Film review - "Oz the Great and Powerful" by Sam Raimi

Oz the Great and Powerful (2013)              ★ 1/2 

There is a trend in modern cinema of working off old classics – whether it is book, play or film. Instead of reproducing a staple of storytelling, director Sam Raimi creates his own world with slightly twisted characters boasting a clever script and sleek production.

Oscar Diggs (James Franco) is a small-time circus magician with meagre success – but when the infamous tornado hits Kansas he is transported from the dusty plains of Kansas to the magical Oz. When all its residents believe that he fulfils a prophecy to become their king, it seems as if he has received newfound fortune. However, a power struggle between three witches challenges his role and before long he is drawn into the problems of Oz.

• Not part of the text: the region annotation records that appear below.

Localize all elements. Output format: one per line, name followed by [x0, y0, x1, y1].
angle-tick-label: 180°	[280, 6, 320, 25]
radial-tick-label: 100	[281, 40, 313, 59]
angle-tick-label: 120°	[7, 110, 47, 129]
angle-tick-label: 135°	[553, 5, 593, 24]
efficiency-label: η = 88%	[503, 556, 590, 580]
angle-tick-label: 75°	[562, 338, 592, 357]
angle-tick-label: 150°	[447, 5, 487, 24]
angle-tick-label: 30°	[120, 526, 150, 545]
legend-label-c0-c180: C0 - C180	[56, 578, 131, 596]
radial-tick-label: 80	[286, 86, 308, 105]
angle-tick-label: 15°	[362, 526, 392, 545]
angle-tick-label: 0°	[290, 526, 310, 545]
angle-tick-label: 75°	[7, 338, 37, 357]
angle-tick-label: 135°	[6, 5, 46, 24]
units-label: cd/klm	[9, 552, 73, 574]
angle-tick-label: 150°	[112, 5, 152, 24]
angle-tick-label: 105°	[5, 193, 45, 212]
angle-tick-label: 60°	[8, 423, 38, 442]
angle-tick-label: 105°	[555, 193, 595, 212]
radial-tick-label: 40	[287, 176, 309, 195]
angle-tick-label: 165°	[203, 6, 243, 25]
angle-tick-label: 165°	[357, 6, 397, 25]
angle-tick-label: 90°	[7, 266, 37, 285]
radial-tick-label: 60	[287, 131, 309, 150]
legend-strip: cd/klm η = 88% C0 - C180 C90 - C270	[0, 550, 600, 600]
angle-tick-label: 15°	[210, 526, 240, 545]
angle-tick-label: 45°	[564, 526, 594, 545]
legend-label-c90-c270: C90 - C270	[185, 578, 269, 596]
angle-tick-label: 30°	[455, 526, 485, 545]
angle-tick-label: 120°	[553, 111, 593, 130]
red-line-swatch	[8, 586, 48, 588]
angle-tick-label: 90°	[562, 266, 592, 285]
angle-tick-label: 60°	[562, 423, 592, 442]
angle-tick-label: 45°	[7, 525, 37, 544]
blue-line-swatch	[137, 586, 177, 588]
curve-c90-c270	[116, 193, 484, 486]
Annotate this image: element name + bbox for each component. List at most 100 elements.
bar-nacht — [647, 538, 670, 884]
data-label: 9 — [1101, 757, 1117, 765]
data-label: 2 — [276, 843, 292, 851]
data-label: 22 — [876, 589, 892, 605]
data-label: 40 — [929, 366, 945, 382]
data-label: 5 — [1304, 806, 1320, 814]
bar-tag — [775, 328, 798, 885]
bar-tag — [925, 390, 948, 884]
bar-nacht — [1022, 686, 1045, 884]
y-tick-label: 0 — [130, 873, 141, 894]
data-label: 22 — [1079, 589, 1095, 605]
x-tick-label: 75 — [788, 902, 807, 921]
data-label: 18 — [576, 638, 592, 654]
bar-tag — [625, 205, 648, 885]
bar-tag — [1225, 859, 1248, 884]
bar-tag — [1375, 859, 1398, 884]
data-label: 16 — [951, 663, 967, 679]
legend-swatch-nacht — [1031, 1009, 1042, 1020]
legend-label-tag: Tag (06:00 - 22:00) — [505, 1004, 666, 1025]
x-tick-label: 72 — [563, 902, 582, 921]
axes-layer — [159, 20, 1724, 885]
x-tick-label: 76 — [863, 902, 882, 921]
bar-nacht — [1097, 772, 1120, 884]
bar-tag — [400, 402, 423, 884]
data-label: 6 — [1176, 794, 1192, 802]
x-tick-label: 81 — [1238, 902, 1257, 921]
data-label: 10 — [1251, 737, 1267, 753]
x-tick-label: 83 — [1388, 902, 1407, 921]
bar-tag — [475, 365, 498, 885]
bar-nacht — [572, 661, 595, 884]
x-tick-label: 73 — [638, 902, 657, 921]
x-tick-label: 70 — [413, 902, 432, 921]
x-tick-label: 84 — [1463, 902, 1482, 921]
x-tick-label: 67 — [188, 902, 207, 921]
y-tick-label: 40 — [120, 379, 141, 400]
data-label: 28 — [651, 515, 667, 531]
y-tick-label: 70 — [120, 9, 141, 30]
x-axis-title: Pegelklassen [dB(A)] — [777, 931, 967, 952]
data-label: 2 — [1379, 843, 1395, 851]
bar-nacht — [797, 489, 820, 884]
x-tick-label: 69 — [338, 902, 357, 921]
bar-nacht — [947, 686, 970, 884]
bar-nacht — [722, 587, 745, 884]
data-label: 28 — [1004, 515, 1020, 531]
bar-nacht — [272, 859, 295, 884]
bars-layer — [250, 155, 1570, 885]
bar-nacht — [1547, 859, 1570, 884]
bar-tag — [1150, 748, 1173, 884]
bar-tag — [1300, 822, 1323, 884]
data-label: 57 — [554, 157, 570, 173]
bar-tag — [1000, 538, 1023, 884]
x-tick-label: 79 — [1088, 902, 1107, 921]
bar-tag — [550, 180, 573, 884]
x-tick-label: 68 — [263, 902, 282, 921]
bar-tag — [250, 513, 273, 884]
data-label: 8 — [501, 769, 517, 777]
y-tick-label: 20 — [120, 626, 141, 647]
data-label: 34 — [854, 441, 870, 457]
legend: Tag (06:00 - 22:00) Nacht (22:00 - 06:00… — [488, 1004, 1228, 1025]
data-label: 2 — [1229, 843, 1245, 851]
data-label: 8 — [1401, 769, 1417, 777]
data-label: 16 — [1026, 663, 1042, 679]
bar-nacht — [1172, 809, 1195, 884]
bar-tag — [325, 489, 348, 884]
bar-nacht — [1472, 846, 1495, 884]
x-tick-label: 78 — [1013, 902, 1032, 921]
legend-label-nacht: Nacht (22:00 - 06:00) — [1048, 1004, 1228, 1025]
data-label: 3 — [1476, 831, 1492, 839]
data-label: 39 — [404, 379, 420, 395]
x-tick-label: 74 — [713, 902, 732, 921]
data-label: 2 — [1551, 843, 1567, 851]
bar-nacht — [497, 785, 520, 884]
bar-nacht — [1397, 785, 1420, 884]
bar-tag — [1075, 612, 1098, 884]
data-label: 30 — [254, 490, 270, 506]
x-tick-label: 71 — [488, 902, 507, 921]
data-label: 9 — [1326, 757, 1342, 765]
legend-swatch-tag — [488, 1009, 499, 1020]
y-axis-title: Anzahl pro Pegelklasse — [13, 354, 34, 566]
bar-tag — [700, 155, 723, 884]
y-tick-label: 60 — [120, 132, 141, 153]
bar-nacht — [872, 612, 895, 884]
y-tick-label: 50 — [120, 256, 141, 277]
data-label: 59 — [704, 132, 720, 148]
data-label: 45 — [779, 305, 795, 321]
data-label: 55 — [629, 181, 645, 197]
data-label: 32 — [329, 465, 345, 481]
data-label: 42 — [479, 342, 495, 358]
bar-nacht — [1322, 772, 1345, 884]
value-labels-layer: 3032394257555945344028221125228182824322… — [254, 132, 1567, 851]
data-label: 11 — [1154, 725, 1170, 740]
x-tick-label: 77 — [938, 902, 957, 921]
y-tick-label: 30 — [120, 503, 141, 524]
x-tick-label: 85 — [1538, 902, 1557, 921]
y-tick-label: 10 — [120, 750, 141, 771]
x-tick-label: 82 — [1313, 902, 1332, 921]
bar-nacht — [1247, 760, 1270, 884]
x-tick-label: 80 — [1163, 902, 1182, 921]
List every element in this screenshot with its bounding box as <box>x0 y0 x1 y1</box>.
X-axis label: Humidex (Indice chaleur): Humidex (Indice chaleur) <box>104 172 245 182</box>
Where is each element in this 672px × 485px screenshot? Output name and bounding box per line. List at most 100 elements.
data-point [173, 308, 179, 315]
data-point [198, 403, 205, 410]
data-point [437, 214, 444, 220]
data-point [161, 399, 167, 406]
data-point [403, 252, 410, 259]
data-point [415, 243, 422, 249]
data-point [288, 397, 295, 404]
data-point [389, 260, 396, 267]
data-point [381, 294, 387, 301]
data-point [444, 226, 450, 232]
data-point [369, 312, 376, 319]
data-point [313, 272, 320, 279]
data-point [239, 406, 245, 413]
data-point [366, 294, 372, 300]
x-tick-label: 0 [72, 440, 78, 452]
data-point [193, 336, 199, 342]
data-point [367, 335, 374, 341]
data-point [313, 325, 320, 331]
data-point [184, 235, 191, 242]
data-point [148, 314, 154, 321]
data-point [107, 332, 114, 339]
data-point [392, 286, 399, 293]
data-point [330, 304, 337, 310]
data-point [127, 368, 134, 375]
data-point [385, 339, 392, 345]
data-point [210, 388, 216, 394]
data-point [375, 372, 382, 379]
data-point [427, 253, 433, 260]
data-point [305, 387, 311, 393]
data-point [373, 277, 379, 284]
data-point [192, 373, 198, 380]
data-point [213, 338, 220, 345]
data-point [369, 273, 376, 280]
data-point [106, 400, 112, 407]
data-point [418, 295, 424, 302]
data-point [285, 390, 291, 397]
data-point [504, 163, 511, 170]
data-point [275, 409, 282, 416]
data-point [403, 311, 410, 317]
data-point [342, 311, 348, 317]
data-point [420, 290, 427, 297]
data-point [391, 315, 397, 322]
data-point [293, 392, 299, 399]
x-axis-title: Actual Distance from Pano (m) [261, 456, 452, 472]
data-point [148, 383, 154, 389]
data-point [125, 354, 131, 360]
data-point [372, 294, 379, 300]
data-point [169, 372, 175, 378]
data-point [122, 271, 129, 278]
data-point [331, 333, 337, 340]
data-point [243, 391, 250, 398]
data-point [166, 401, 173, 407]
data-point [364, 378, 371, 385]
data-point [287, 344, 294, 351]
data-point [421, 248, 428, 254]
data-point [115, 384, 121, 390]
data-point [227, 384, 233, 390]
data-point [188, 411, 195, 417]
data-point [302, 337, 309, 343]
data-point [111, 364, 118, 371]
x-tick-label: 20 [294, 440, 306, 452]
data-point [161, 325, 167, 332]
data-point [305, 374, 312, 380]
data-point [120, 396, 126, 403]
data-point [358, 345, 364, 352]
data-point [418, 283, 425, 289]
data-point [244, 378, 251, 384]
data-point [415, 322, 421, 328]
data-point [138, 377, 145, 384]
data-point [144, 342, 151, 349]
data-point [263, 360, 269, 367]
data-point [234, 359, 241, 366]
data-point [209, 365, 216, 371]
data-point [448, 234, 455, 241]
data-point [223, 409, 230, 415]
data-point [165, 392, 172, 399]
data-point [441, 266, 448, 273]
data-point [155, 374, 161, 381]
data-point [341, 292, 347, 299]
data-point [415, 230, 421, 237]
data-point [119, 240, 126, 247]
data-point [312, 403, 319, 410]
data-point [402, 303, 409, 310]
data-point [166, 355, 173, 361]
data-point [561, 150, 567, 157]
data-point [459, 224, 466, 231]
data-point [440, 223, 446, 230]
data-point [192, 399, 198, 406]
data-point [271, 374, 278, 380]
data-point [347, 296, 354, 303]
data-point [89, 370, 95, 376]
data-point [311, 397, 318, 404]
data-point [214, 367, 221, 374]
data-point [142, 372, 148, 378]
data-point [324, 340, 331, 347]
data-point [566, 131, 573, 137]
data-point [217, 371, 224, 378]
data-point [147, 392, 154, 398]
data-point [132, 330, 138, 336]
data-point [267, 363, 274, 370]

Following from the original Disney production, the film opens in black and white before exploding into colour. The plot acts as a prelude to the original, yet with a darker undertone. The scenes are impressive and imaginary but the story is disconnected from the strong visuals.

It is one of the only films I have enjoyed watching in the 3D. Apart from the occasional 90s-style effects (spears flying at the audience, witches reaching out of the screen, fireworks exploding outwards) – we are invited into a world both fantastical yet realistic. Once the colour is switched on, Oz produces enchanting visuals in an Avatar-style environment.

The cast captures the historic magic of the circus in their own ways –James Franco as the wizard with his quirky facial expressions (and general laissez-faire attitude), Mila Kunis alluring yet surprisingly wicked as the dark witch Theodora and Michelle Williams as the good witch Glinda, bestowing a peaceful power reserved for the likes of Mother Theresa. Zach Braff brings a comical lightness to the power struggle, as a magician's assistant, and supporting Franco in his role.

The resolution harks back to stereotypes – Glinda the good (blonde, princess-looking, soft-spoken) triumphs over the evil, darker sisters. Disappointingly, the plot loses its modern twist and weakens its edge.

Like musical counterpart Wicked, Oz is more of a look at the morality of power than those in power. It’s been marketed at the young, but Oz goes beyond the simple family film. It’s quite a long film and terrifying at times (explosions and fight scenes not so PG) but by no means a laborious watch. For some reason, I’m left feeling less enchanted than at the start.